Wing has always used his hands — as a 20-year-old, then called Adolph Myers, he was a schoolteacher in Pennsylvania, who used to “caress the shoulders of the boys, playing about the tousled heads”. A “half-witted” boy becomes enamored with him, has unspeakable dreams and turns them into truth (was Anderson ever ahead of his time on this front). Adolph is run out of town, turns himself into Wing and effectively retreats from the world. It is a good example of the kind of fate that effects many of Anderson’s characters.

Here is the opening to the second story, Paper Pills:

He was an old man with a white beard and huge nose and hands. Long before the time during which we know him, he was a doctor and drove a jaded white horse from house to house through the streets of Winesburg. Later he married a girl who had money. She had been left a large fertile farm when her father died. The girl was quiet, tall, and dark, and to many people she seemed very beautiful. Everyone in Winesburg wondered why she married the doctor. Within a year after the marriage she died.

That concise paragraph says a lot about Anderson. He writes short, direct sentences. Every vignette has a history. Pathos (and sometimes it does borderr on sentimentality) is introduced right up front.

It is in the long story, Godliness, that the reader discovers some of over-arching factors that influence this exceptional book. It is located about one-third of the way through, almost as though Anderson needed to put some questions in the reader’s mind before hinting at possible answers.

The central character here is Jesse Bentley, the youngest and frailest of five sons.
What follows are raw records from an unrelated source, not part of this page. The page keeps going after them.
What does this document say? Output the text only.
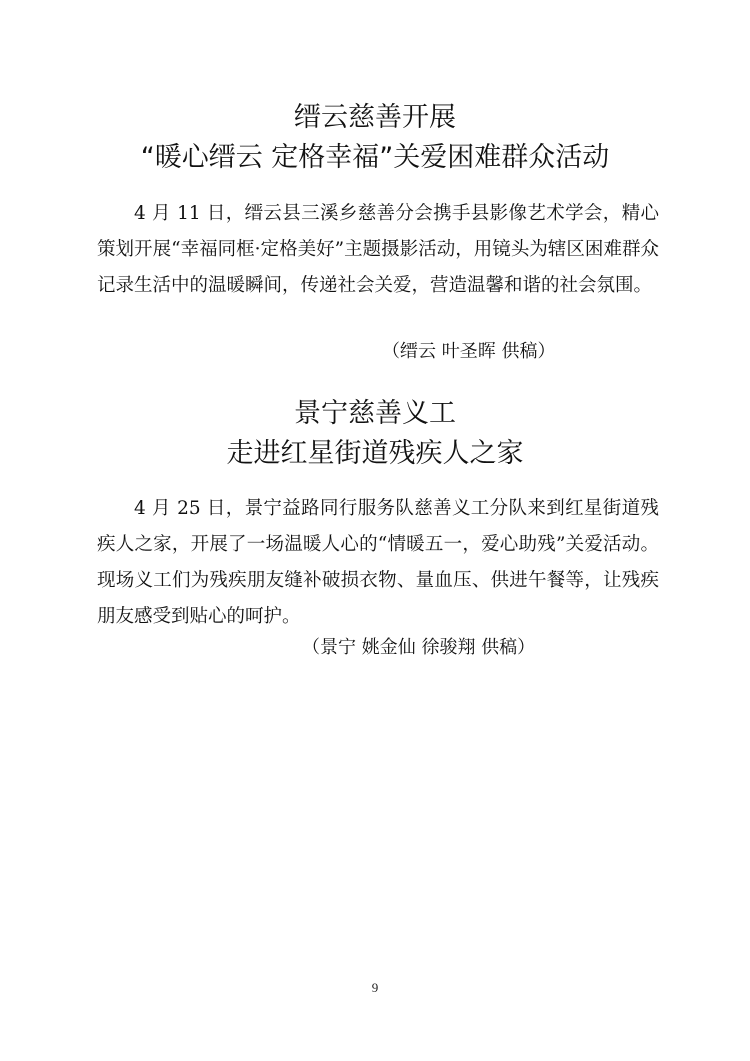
缙云慈善开展
“暖心缙云 定格幸福”关爱困难群众活动

4 月 11 日，缙云县三溪乡慈善分会携手县影像艺术学会，精心策划开展“幸福同框·定格美好”主题摄影活动，用镜头为辖区困难群众记录生活中的温暖瞬间，传递社会关爱，营造温馨和谐的社会氛围。

（缙云 叶圣晖 供稿）
景宁慈善义工
走进红星街道残疾人之家

4 月 25 日，景宁益路同行服务队慈善义工分队来到红星街道残疾人之家，开展了一场温暖人心的“情暖五一，爱心助残”关爱活动。现场义工们为残疾朋友缝补破损衣物、量血压、供进午餐等，让残疾朋友感受到贴心的呵护。

（景宁 姚金仙 徐骏翔 供稿）
9
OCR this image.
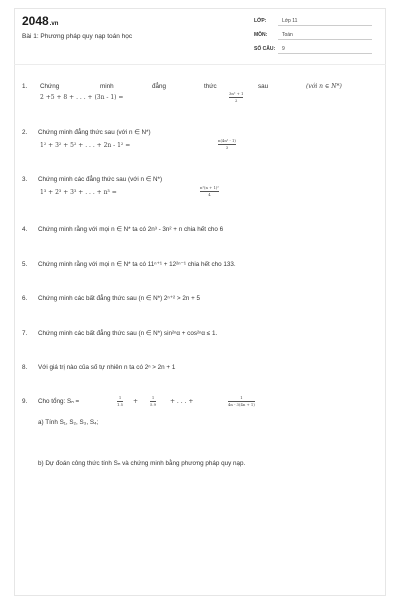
2048.vn
Bài 1: Phương pháp quy nạp toán học
LỚP:	Lớp 11
MÔN:	Toán
SỐ CÂU: 9
1. Chứng	minh	đẳng	thức	sau	(với n ∈ N*)
2 +5 + 8 + . . . + (3n - 1) =	$\frac{\text{3n² + 1}}{2}$
2. Chứng minh đẳng thức sau (với n ∈ N*)
1² + 3² + 5² + . . . + 2n - 1² =	$\frac{\text{n(4n² - 1)}}{3}$
3. Chứng minh các đẳng thức sau (với n ∈ N*)
1³ + 2³ + 3³ + . . . + n³ =	$\frac{\text{n²(n + 1)²}}{4}$
4. Chứng minh rằng với mọi n ∈ N* ta có 2n³ - 3n² + n chia hết cho 6
5. Chứng minh rằng với mọi n ∈ N* ta có 11ⁿ⁺¹ + 12²ⁿ⁻¹ chia hết cho 133.
6. Chứng minh các bất đẳng thức sau (n ∈ N*) 2ⁿ⁺² > 2n + 5
7. Chứng minh các bất đẳng thức sau (n ∈ N*) sin²ⁿα + cos²ⁿα ≤ 1.
8. Với giá trị nào của số tự nhiên n ta có 2ⁿ > 2n + 1
9. Cho tổng: Sₙ =	$\frac{1}{1.5}$ +	$\frac{1}{5.9}$ + . . . +	$\frac{1}{4n - 3(4n + 1)}$
a) Tính S₁, S₂, S₃, S₄;
b) Dự đoán công thức tính Sₙ và chứng minh bằng phương pháp quy nạp.
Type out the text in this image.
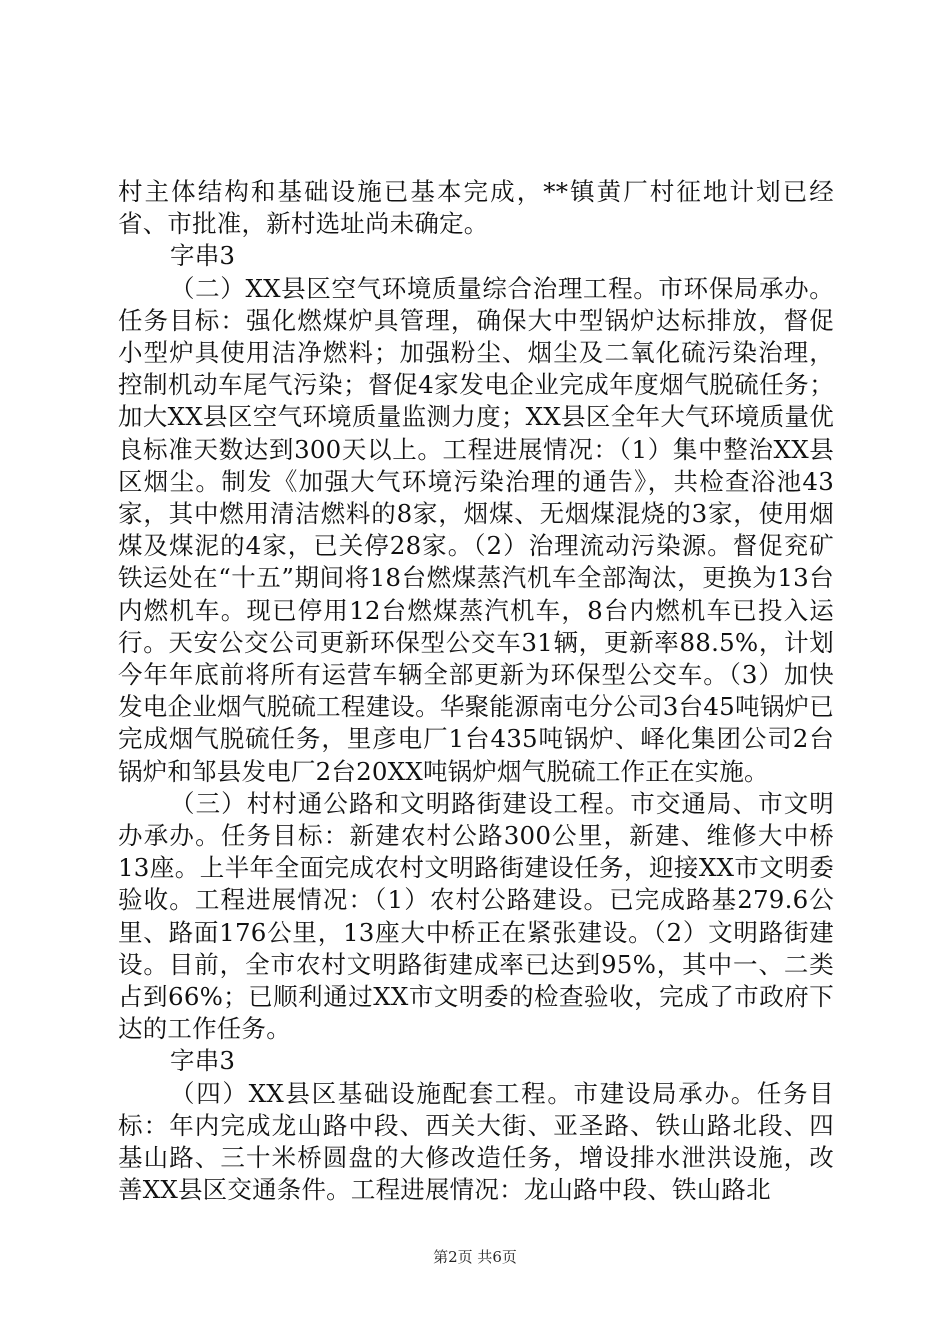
村主体结构和基础设施已基本完成，**镇黄厂村征地计划已经省、市批准，新村选址尚未确定。

字串3

（二）XX县区空气环境质量综合治理工程。市环保局承办。任务目标：强化燃煤炉具管理，确保大中型锅炉达标排放，督促小型炉具使用洁净燃料；加强粉尘、烟尘及二氧化硫污染治理，控制机动车尾气污染；督促4家发电企业完成年度烟气脱硫任务；加大XX县区空气环境质量监测力度；XX县区全年大气环境质量优良标准天数达到300天以上。工程进展情况：（1）集中整治XX县区烟尘。制发《加强大气环境污染治理的通告》，共检查浴池43家，其中燃用清洁燃料的8家，烟煤、无烟煤混烧的3家，使用烟煤及煤泥的4家，已关停28家。（2）治理流动污染源。督促兖矿铁运处在“十五”期间将18台燃煤蒸汽机车全部淘汰，更换为13台内燃机车。现已停用12台燃煤蒸汽机车，8台内燃机车已投入运行。天安公交公司更新环保型公交车31辆，更新率88.5%，计划今年年底前将所有运营车辆全部更新为环保型公交车。（3）加快发电企业烟气脱硫工程建设。华聚能源南屯分公司3台45吨锅炉已完成烟气脱硫任务，里彦电厂1台435吨锅炉、峄化集团公司2台锅炉和邹县发电厂2台20XX吨锅炉烟气脱硫工作正在实施。

（三）村村通公路和文明路街建设工程。市交通局、市文明办承办。任务目标：新建农村公路300公里，新建、维修大中桥13座。上半年全面完成农村文明路街建设任务，迎接XX市文明委验收。工程进展情况：（1）农村公路建设。已完成路基279.6公里、路面176公里，13座大中桥正在紧张建设。（2）文明路街建设。目前，全市农村文明路街建成率已达到95%，其中一、二类占到66%；已顺利通过XX市文明委的检查验收，完成了市政府下达的工作任务。

字串3

（四）XX县区基础设施配套工程。市建设局承办。任务目标：年内完成龙山路中段、西关大街、亚圣路、铁山路北段、四基山路、三十米桥圆盘的大修改造任务，增设排水泄洪设施，改善XX县区交通条件。工程进展情况：龙山路中段、铁山路北

第2页 共6页
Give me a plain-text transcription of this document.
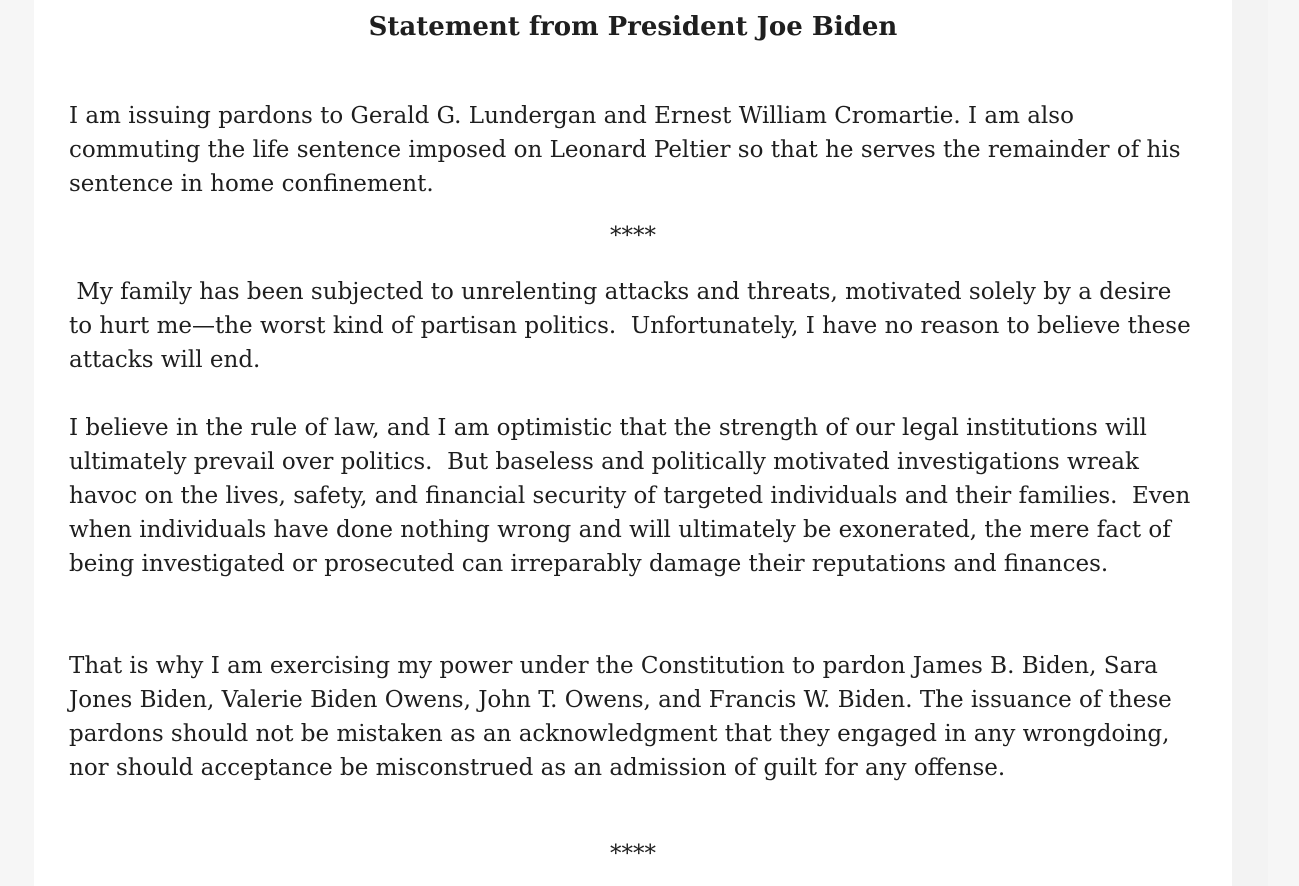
Statement from President Joe Biden

I am issuing pardons to Gerald G. Lundergan and Ernest William Cromartie. I am also commuting the life sentence imposed on Leonard Peltier so that he serves the remainder of his sentence in home confinement.

****

My family has been subjected to unrelenting attacks and threats, motivated solely by a desire to hurt me—the worst kind of partisan politics.  Unfortunately, I have no reason to believe these attacks will end.

I believe in the rule of law, and I am optimistic that the strength of our legal institutions will ultimately prevail over politics.  But baseless and politically motivated investigations wreak havoc on the lives, safety, and financial security of targeted individuals and their families.  Even when individuals have done nothing wrong and will ultimately be exonerated, the mere fact of being investigated or prosecuted can irreparably damage their reputations and finances.

That is why I am exercising my power under the Constitution to pardon James B. Biden, Sara Jones Biden, Valerie Biden Owens, John T. Owens, and Francis W. Biden. The issuance of these pardons should not be mistaken as an acknowledgment that they engaged in any wrongdoing, nor should acceptance be misconstrued as an admission of guilt for any offense.

****
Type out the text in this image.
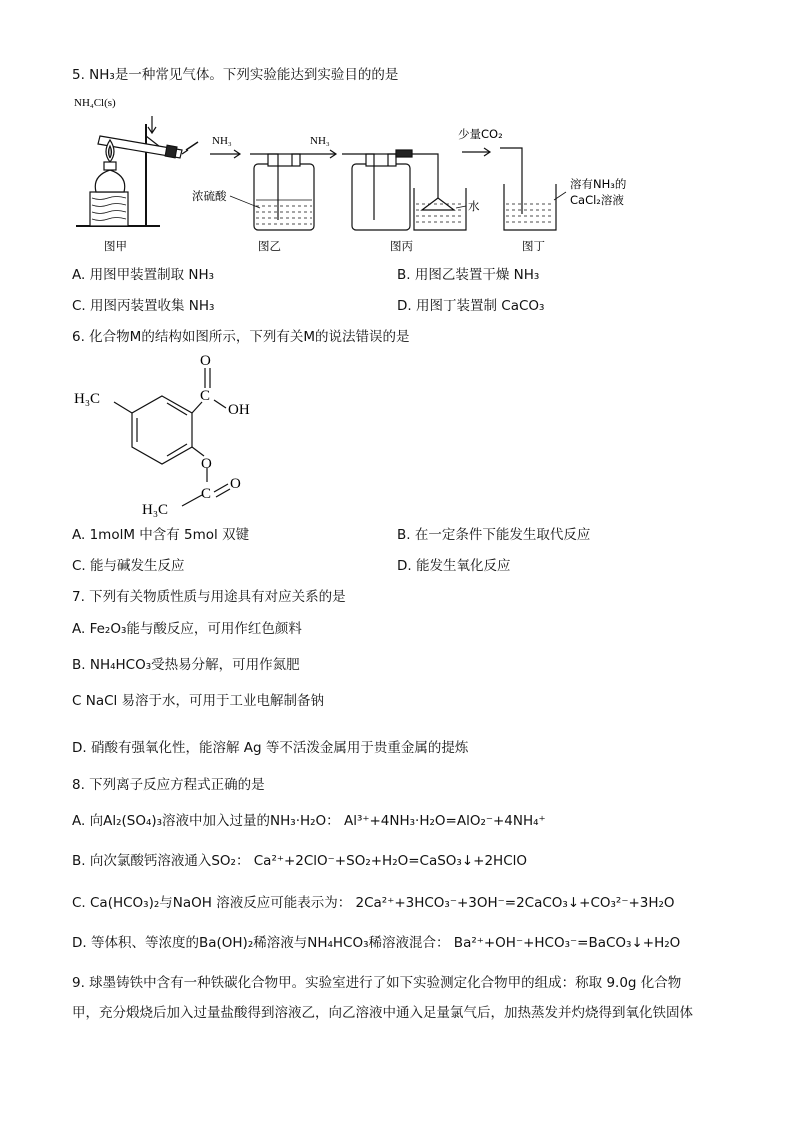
5. NH₃是一种常见气体。下列实验能达到实验目的的是
NH₄Cl(s)
图甲
NH₃
浓硫酸
图乙
NH₃
水
图丙
少量CO₂
溶有NH₃的
CaCl₂溶液
图丁
A. 用图甲装置制取 NH₃	B. 用图乙装置干燥 NH₃
C. 用图丙装置收集 NH₃	D. 用图丁装置制 CaCO₃
6. 化合物M的结构如图所示，下列有关M的说法错误的是
H₃C
O
C
OH
O
C
O
H₃C
A. 1molM 中含有 5mol 双键	B. 在一定条件下能发生取代反应
C. 能与碱发生反应	D. 能发生氧化反应
7. 下列有关物质性质与用途具有对应关系的是
A. Fe₂O₃能与酸反应，可用作红色颜料
B. NH₄HCO₃受热易分解，可用作氮肥
C NaCl 易溶于水，可用于工业电解制备钠
D. 硝酸有强氧化性，能溶解 Ag 等不活泼金属用于贵重金属的提炼
8. 下列离子反应方程式正确的是
A. 向Al₂(SO₄)₃溶液中加入过量的NH₃·H₂O： Al³⁺+4NH₃·H₂O=AlO₂⁻+4NH₄⁺
B. 向次氯酸钙溶液通入SO₂： Ca²⁺+2ClO⁻+SO₂+H₂O=CaSO₃↓+2HClO
C. Ca(HCO₃)₂与NaOH 溶液反应可能表示为： 2Ca²⁺+3HCO₃⁻+3OH⁻=2CaCO₃↓+CO₃²⁻+3H₂O
D. 等体积、等浓度的Ba(OH)₂稀溶液与NH₄HCO₃稀溶液混合： Ba²⁺+OH⁻+HCO₃⁻=BaCO₃↓+H₂O
9. 球墨铸铁中含有一种铁碳化合物甲。实验室进行了如下实验测定化合物甲的组成：称取 9.0g 化合物
甲，充分煅烧后加入过量盐酸得到溶液乙，向乙溶液中通入足量氯气后，加热蒸发并灼烧得到氧化铁固体
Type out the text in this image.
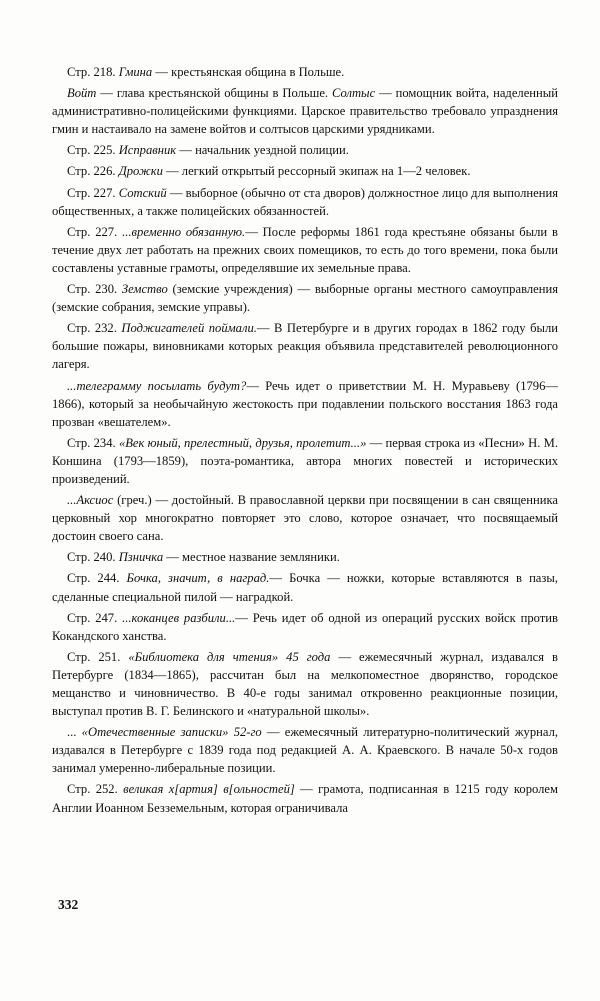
Стр. 218. Гмина — крестьянская община в Польше.

Войт — глава крестьянской общины в Польше. Солтыс — помощник войта, наделенный административно-полицейскими функциями. Царское правительство требовало упразднения гмин и настаивало на замене войтов и солтысов царскими урядниками.

Стр. 225. Исправник — начальник уездной полиции.

Стр. 226. Дрожки — легкий открытый рессорный экипаж на 1—2 человек.

Стр. 227. Сотский — выборное (обычно от ста дворов) должностное лицо для выполнения общественных, а также полицейских обязанностей.

Стр. 227. ...временно обязанную.— После реформы 1861 года крестьяне обязаны были в течение двух лет работать на прежних своих помещиков, то есть до того времени, пока были составлены уставные грамоты, определявшие их земельные права.

Стр. 230. Земство (земские учреждения) — выборные органы местного самоуправления (земские собрания, земские управы).

Стр. 232. Поджигателей поймали.— В Петербурге и в других городах в 1862 году были большие пожары, виновниками которых реакция объявила представителей революционного лагеря.

...телеграмму посылать будут?— Речь идет о приветствии М. Н. Муравьеву (1796—1866), который за необычайную жестокость при подавлении польского восстания 1863 года прозван «вешателем».

Стр. 234. «Век юный, прелестный, друзья, пролетит...» — первая строка из «Песни» Н. М. Коншина (1793—1859), поэта-романтика, автора многих повестей и исторических произведений.

...Аксиос (греч.) — достойный. В православной церкви при посвящении в сан священника церковный хор многократно повторяет это слово, которое означает, что посвящаемый достоин своего сана.

Стр. 240. Пзничка — местное название земляники.

Стр. 244. Бочка, значит, в наград.— Бочка — ножки, которые вставляются в пазы, сделанные специальной пилой — наградкой.

Стр. 247. ...коканцев разбили...— Речь идет об одной из операций русских войск против Кокандского ханства.

Стр. 251. «Библиотека для чтения» 45 года — ежемесячный журнал, издавался в Петербурге (1834—1865), рассчитан был на мелкопоместное дворянство, городское мещанство и чиновничество. В 40-е годы занимал откровенно реакционные позиции, выступал против В. Г. Белинского и «натуральной школы».

... «Отечественные записки» 52-го — ежемесячный литературно-политический журнал, издавался в Петербурге с 1839 года под редакцией А. А. Краевского. В начале 50-х годов занимал умеренно-либеральные позиции.

Стр. 252. великая х[артия] в[ольностей] — грамота, подписанная в 1215 году королем Англии Иоанном Безземельным, которая ограничивала

332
He had left the farm at eighteen to become a scholar and eventually minister of the Presbyterian Church (here comes the Marilynne Robinson). His four older brothers are all killed in the Civil War and Jesse’s father calls him home to look after the farm. Jesse is convinced that God will speak to him, that his neighbors are Phillistines and that it is the Lord’s will that he own as much land as possible in the valley.

That religious faith, bordering on fanaticism, is offset by reality:

In the last fifty years a vast change has taken place in the lives of our people. A revolution has in fact taken place. The coming of industrialism, attended by all the roar and rattle of affairs, the shrill cries of millions of new voices that have come among us from overseas, the going and coming of trains, the growth of cities, the building of the interurban car lines that weave in and out of towns and past farmhouses, and now in these later days the coming of the automobiles has worked a tremendous change in the lives and in the habits of thought of our people in Mid-America.

Anderson makes few other references to that clash between the old, comfortable beliefs and the harsh new material reality, the thoughts that got turned into truths but are now seeming to be falsehoods. Yet they are present throughout the book and become more pressing as it moves to a close.

The structure of Winesburg, Ohio suggests that it could be regarded either as a short story collection or a novel. This reader definitely opts for the latter conclusion — the two concluding vignettes, the immensely powerful Death and beautifully structured Sophistication, effectively pull the many threads of the book together.

If Olive Kitteridge reminds readers of Winesburg, Ohio, there is a good reason why some of we Canadian readers have missed this book. While our American neighbors were being introduced to Anderson, we in Canada were being taught two similiar classics of our own literature, Who Has Seen The Wind by W.O. Mitchell and Sunshine Sketches of a Little Town by Stephen Leacock. They aren’t the same — Mitchell’s central character is younger, Leacock’s characters are more amusing than pathetic — but all three books very effectively explore the tensions, conflicts and dynamics of small town North America in the first half of the twentieth century. If you liked one, I think you would like all three.

And now I understand why Faulkner, Hemmingway, Wolfe, Steinbeck, Fante, Roth and Strout were so impressed. I am too.